Is not the question simply asking you to assess the validity of the claim that the gospels cannot be trusted (because they were written with a particular bias)?

4:51 pm  
Blogger psychodougie said...

hi nath

it's not asking less than that, but it's trying to get us to understand the quest for the historical jesus.

while there's no doubt (at least for reasonable people!) that there was someone called jesus, and that the gospels give us a true insight into greco-roman palestine in the first century, the contention isn't that it didn't happen, but maybe that it isn't important - that we get a picture of a tortured soul, or a failed revolutionary, or an existentialist jesus.

to what degree should we follow bultmann's demythologisation, getting right into their worldview etc.

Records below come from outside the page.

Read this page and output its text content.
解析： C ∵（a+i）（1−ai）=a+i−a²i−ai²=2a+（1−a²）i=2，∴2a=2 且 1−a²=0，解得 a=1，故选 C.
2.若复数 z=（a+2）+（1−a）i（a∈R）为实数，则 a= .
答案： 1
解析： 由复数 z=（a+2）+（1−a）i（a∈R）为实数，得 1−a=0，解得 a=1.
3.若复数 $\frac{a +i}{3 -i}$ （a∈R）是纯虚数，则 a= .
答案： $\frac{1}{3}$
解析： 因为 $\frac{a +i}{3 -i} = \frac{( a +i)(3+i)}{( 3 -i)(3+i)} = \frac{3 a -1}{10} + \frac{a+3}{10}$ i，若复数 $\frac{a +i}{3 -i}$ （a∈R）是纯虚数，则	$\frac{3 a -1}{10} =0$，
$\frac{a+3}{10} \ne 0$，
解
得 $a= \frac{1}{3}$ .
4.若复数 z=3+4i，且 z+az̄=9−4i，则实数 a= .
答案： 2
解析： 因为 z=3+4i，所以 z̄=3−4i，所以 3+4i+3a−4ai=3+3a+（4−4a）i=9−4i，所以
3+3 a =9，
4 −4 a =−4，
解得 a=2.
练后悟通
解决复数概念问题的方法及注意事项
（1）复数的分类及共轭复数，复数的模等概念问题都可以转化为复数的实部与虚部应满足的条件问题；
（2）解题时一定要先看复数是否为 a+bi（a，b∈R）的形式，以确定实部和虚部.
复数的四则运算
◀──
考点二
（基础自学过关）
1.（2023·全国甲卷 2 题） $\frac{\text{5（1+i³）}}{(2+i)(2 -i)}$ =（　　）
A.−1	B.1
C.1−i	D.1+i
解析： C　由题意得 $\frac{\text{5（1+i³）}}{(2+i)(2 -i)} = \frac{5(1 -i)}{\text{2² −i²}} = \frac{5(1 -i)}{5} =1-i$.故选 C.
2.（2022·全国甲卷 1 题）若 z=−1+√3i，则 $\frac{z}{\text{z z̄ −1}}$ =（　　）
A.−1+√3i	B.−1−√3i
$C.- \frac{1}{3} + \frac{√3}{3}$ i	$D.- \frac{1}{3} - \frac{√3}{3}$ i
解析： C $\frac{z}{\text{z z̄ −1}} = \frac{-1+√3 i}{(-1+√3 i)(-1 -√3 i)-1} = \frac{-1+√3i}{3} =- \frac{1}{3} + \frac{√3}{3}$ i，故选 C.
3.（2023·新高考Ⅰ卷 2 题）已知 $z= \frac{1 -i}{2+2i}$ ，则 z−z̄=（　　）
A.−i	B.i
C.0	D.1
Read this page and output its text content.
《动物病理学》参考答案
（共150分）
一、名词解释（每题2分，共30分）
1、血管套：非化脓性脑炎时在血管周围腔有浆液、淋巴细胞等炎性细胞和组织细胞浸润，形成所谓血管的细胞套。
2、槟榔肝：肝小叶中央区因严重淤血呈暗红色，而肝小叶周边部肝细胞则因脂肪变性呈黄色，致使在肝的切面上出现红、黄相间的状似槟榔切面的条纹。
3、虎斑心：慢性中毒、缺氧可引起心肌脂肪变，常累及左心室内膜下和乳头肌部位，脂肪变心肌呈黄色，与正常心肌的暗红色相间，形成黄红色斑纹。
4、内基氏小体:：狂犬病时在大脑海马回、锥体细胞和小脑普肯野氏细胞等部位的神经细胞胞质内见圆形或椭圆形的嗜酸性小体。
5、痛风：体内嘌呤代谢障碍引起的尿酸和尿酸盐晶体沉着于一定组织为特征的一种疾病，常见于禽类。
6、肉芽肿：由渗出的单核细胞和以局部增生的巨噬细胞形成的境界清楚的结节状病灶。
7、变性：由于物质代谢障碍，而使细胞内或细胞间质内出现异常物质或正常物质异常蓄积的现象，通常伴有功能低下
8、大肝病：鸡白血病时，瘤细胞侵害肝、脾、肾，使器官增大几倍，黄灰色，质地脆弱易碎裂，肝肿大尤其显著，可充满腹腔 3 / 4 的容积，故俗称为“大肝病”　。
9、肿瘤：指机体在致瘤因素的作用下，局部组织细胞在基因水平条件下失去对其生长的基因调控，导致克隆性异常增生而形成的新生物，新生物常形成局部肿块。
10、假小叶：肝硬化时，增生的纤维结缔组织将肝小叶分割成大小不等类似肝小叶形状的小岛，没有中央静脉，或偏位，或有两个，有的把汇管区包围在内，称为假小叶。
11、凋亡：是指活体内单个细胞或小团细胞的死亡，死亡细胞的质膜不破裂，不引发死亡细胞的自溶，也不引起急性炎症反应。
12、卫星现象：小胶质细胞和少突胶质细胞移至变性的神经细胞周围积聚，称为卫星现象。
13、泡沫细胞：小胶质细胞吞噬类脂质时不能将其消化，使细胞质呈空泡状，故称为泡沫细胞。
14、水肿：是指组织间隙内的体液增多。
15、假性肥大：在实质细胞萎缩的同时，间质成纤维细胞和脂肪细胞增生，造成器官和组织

put another way, maybe the question isn't 'prove to me that jesus existed' but 'prove to me that despite being written to elicit faith and to meet the needs of the church, that despite the not-necessarily-historical-authorial-intentions, there is still more than just a kernel of historicity in the gospels.'

i think.

10:03 am  
OpenID nathanjameslee said...

Hmmm...I think I get where you're going with Bultmann, but there isn't the issue whether or not the gospels account for historic events more than historical ones?

Whereas, I'm suggesting the question is concerned with the gospels' historicity, that is, the historical genuineness of the events recorded.

For example, we know that each evangelist carefully arranged his material (not always chronologically) to suit his particular theological intent. Does this mean we can't trust them to have told us how events really happened, or who people really were - most pointedly, who Jesus really was? ie. Are the gospels a case of truth obscured by bias?

(Of course, feel free to interpret the question as you wish - it's your essay after all!)